Monde

L’Espagne de nouveau sur la sellette

Crise de la dette publique

Céline Tabou / 27 mars 2012

Le gouvernement grec a rehaussé ses prévisions de réduction de la dette de 5,8% au lieu des 4,4% prévu avec ses créanciers. Cette annonce a créé l’inquiétude des investisseurs qui ont augmenté le taux d’emprunts à dix ans de l’Espagne, le faisant passer au-dessus de 5%, comme cela a été le cas pour l’Italie.

Le pays va connaitre une récession de 1,7% pour cette année et un taux de chômage de plus de 22%. Face à la dégradation de la situation économique et sociale, Madrid a dû demander à l’Europe d’assouplir son objectif de réduction de ses déficits pour 2012, après un déficit à 8,51% en 2011 contre les 6% avancés.
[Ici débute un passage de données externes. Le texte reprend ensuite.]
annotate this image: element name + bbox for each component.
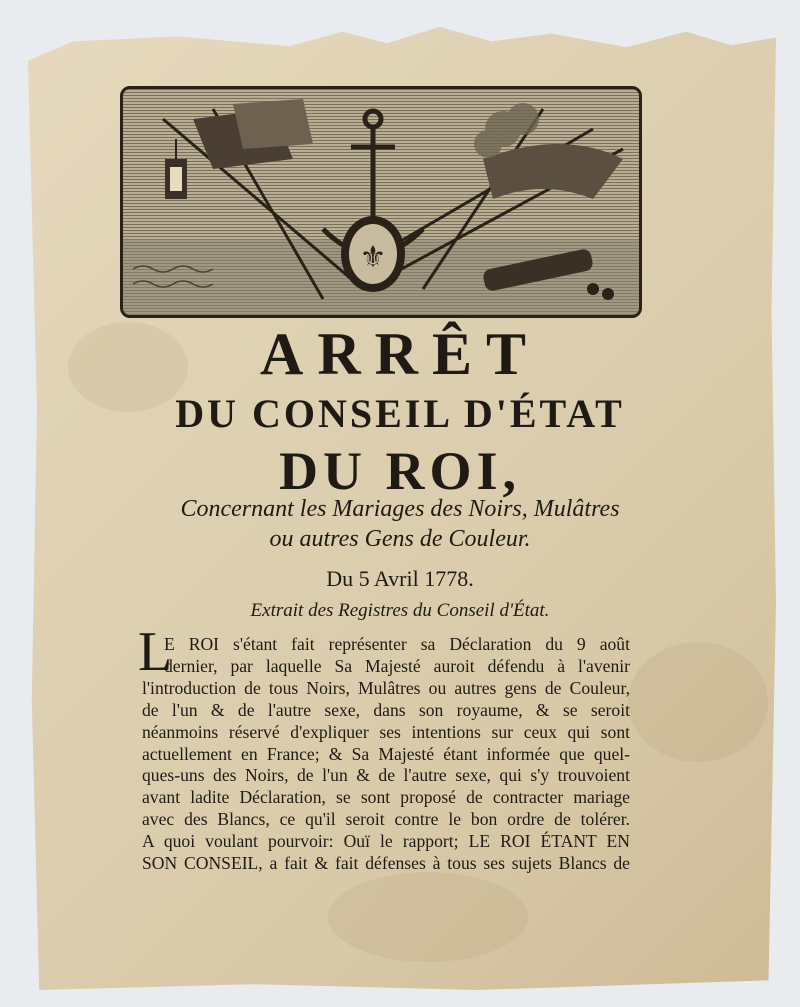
body-line: avec des Blancs, ce qu'il seroit contre le bon ordre de tolérer. — [142, 809, 630, 830]
body-line: l'introduction de tous Noirs, Mulâtres ou autres gens de Couleur, — [142, 677, 630, 698]
body-line: avant ladite Déclaration, se sont proposé de contracter mariage — [142, 787, 630, 808]
body-line: actuellement en France; & Sa Majesté étant informée que quel- — [142, 743, 630, 764]
subtitle-line-2: ou autres Gens de Couleur. — [269, 526, 531, 552]
body-line: de l'un & de l'autre sexe, dans son royaume, & se seroit — [142, 699, 630, 720]
trophy-engraving-icon — [123, 89, 639, 315]
engraved-vignette — [120, 86, 642, 318]
paper-stain — [328, 872, 528, 962]
royal-shield-icon — [341, 216, 405, 292]
title-arret: ARRÊT — [259, 321, 541, 387]
body-line: ques-uns des Noirs, de l'un & de l'autre sexe, qui s'y trouvoient — [142, 765, 630, 786]
subtitle-line-1: Concernant les Mariages des Noirs, Mulâtres — [180, 496, 620, 522]
lantern-icon — [165, 139, 187, 199]
body-line: SON CONSEIL, a fait & fait défenses à tous ses sujets Blancs de — [142, 853, 630, 874]
title-conseil: DU CONSEIL D'ÉTAT — [175, 391, 625, 436]
body-line: néanmoins réservé d'expliquer ses intentions sur ceux qui sont — [142, 721, 630, 742]
body-line: A quoi voulant pourvoir: Ouï le rapport; LE ROI ÉTANT EN — [142, 831, 630, 852]
paper-stain — [628, 642, 768, 762]
decree-date: Du 5 Avril 1778. — [326, 566, 474, 591]
decree-body — [142, 634, 630, 875]
drop-cap: L — [138, 621, 173, 683]
extract-note: Extrait des Registres du Conseil d'État. — [250, 600, 550, 621]
svg-text:⚜: ⚜ — [359, 240, 387, 275]
body-line: E ROI s'étant fait représenter sa Déclaration du 9 août — [164, 634, 630, 654]
body-line: dernier, par laquelle Sa Majesté auroit défendu à l'avenir — [164, 655, 630, 676]
title-roi: DU ROI, — [278, 441, 521, 501]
Rassurer les investisseurs

En dépit des nombreuses mesures d’austérité imposées au peuple espagnol depuis le début de la crise de la dette souveraine en 2009, les Vingt-Sept pays membres ont négocié un déficit espagnol à 5,3% du PIB pour 2012, en échange d’un retour à 3% dès l’année suivante. Cette prévision est jugée « irréalisable » par les économistes européens, doutant que le pays parvienne à réduire son déficit à 3% du Produit intérieur brut en 2013.
En dépit des annonces du commissaire européen aux Affaires économiques, Olli Rehn, la situation de la zone euro reste encore très fragile. Reconnaissant que « L’Espagne a réussi à restaurer la crédibilité de sa politique budgétaire » » et que le gouvernement tente de redresser ses comptes, la situation « est encore très fragile », a-t-il indiqué. « C’est la raison pour laquelle l’Espagne doit respecter ses objectifs afin d’éviter tout revers en termes de coûts d’emprunts sur les marchés », a exhorté le commissaire.
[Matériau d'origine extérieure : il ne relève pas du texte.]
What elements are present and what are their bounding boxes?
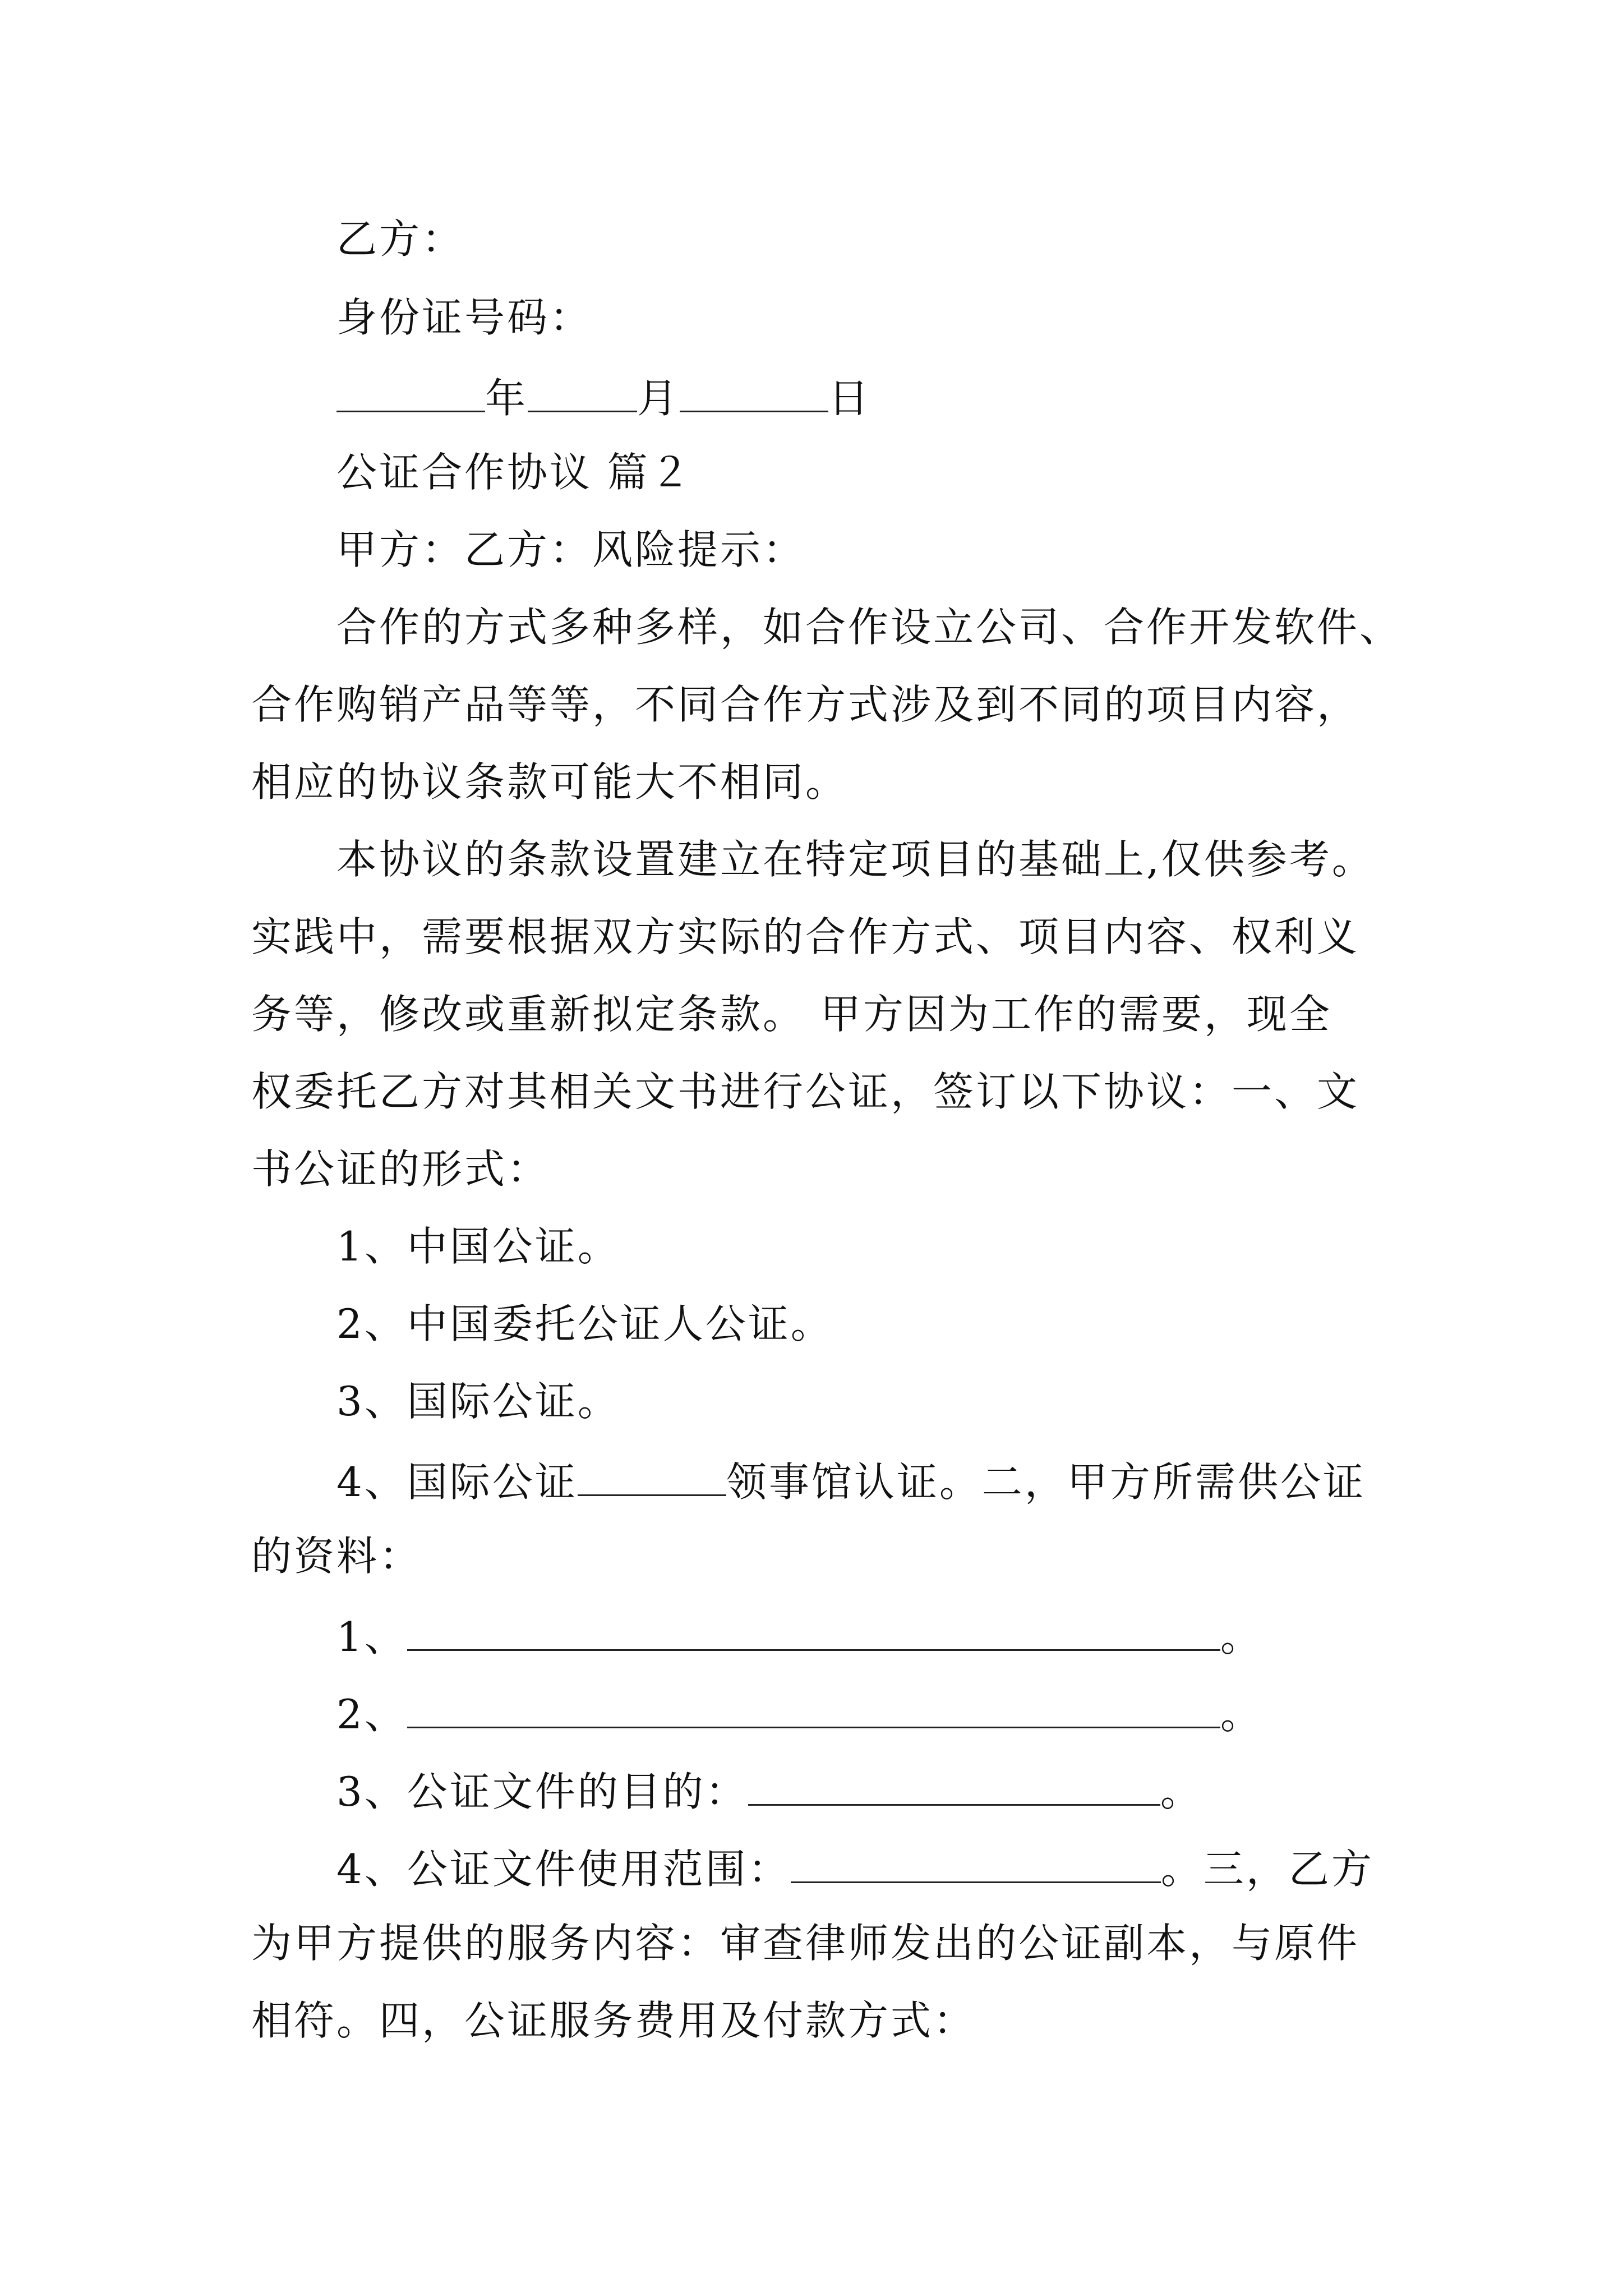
parties-line: 甲方：乙方：风险提示：	[336, 526, 806, 573]
material-number: 1、	[336, 1613, 407, 1660]
scope-blank	[791, 1846, 1161, 1883]
material-number: 2、	[336, 1691, 407, 1738]
para2-line: 实践中，需要根据双方实际的合作方式、项目内容、权利义	[251, 913, 1360, 960]
para1-line: 相应的协议条款可能大不相同。	[251, 758, 849, 806]
scope-suffix: 。三，乙方	[1160, 1846, 1374, 1893]
id-number-label: 身份证号码：	[336, 294, 593, 341]
period: 。	[1220, 1613, 1263, 1660]
form-item: 3、国际公证。	[336, 1378, 620, 1425]
para2-line: 务等，修改或重新拟定条款。 甲方因为工作的需要，现全	[251, 991, 1332, 1038]
material-item-2	[336, 1691, 1263, 1738]
section-title: 公证合作协议 篇２	[336, 449, 693, 496]
purpose-blank	[748, 1768, 1160, 1806]
form-item: 2、中国委托公证人公证。	[336, 1300, 833, 1347]
para1-line: 合作购销产品等等，不同合作方式涉及到不同的项目内容，	[251, 681, 1360, 728]
material-blank	[407, 1691, 1220, 1728]
year-blank	[336, 375, 485, 412]
item4-suffix: 领事馆认证。二，甲方所需供公证	[726, 1458, 1366, 1506]
day-label: 日	[828, 375, 872, 422]
material-item-1	[336, 1613, 1263, 1660]
form-item: 1、中国公证。	[336, 1223, 620, 1270]
para2-line: 书公证的形式：	[251, 1145, 550, 1193]
material-blank	[407, 1613, 1220, 1651]
item4-prefix: 4、国际公证	[336, 1458, 578, 1506]
material-item-4	[336, 1846, 1374, 1893]
para1-line: 合作的方式多种多样，如合作设立公司、合作开发软件、	[336, 604, 1403, 651]
year-label: 年	[485, 375, 528, 422]
purpose-label: 3、公证文件的目的：	[336, 1768, 748, 1815]
form-item-4	[336, 1458, 1366, 1506]
closing-line: 相符。四，公证服务费用及付款方式：	[251, 1997, 976, 2044]
para2-line: 本协议的条款设置建立在特定项目的基础上,仅供参考。	[336, 836, 1375, 883]
month-label: 月	[637, 375, 680, 422]
consulate-blank	[578, 1458, 726, 1496]
period: 。	[1160, 1768, 1203, 1815]
scope-label: 4、公证文件使用范围：	[336, 1846, 791, 1893]
party-b-label: 乙方：	[336, 215, 465, 263]
material-item-3	[336, 1768, 1203, 1815]
period: 。	[1220, 1691, 1263, 1738]
month-blank	[528, 375, 637, 412]
closing-line: 为甲方提供的服务内容：审查律师发出的公证副本，与原件	[251, 1920, 1360, 1967]
para2-line: 权委托乙方对其相关文书进行公证，签订以下协议：一、文	[251, 1068, 1360, 1115]
date-row	[336, 375, 872, 422]
day-blank	[680, 375, 828, 412]
materials-label: 的资料：	[251, 1533, 422, 1580]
Le peuple paiera à nouveau

En contrepartie des aides financières de la Troïka (Fonds monétaire international, Banque centrale européenne et Union européenne), le gouvernement de Mariano Rajoy devra intensifier les réformes et mesures d’austérité en 2012, car Bruxelles a demandé un effort de rigueur supplémentaire de 20 milliards d’euros, soit 1,9% du PIB.
Le gouvernement espagnol présentera son budget en détail le 30 mars prochain et se veut rassurant : « Nous sommes sérieux, le sérieux est de retour en Espagne », a insisté dimanche 25 mars Inigo Mendez de Vigo, secrétaire d’État aux Affaires européennes. Le budget va mettre en avant les intentions de réduction du déficit plus important que prévu. Cela pourrait passer par la garantie de l’État des titres de dettes émis par les 17 régions autonomes du pays, dès juin, contre le contrôle rigoureux de leurs comptes. En effet, la dette espagnole est en partie due aux mauvaises gestions des gouvernements régionaux qui ont entrainé la dégradation des finances publiques.

Céline Tabou


L’Espagne pourrait présider le Fonds de secours de la zone euro

En dépit de ses perspectives économiques incertaines, le gouvernement espagnol espère obtenir la présidence du Mécanisme européen de stabilité (MES). A l’heure actuelle, l’Allemand Klaus Regling dirige le MES à partir de juillet. Mais la chancelière allemande, Angela Merkel, fait campagne pour que son ministre des Finances, Wolfgang Schäuble, devienne le prochain président de l’Eurogroupe lorsque le mandat de l’actuel titulaire, le Premier ministre luxembourgeois Jean-Claude Juncker, arrivera à échéance cet été. Compte tenu du poids économique de l’Allemagne, Wolfgang Schäuble est bien placé pour obtenir la direction de l’Eurogroupe, réunion des ministres des Finances des États membres de la zone euro.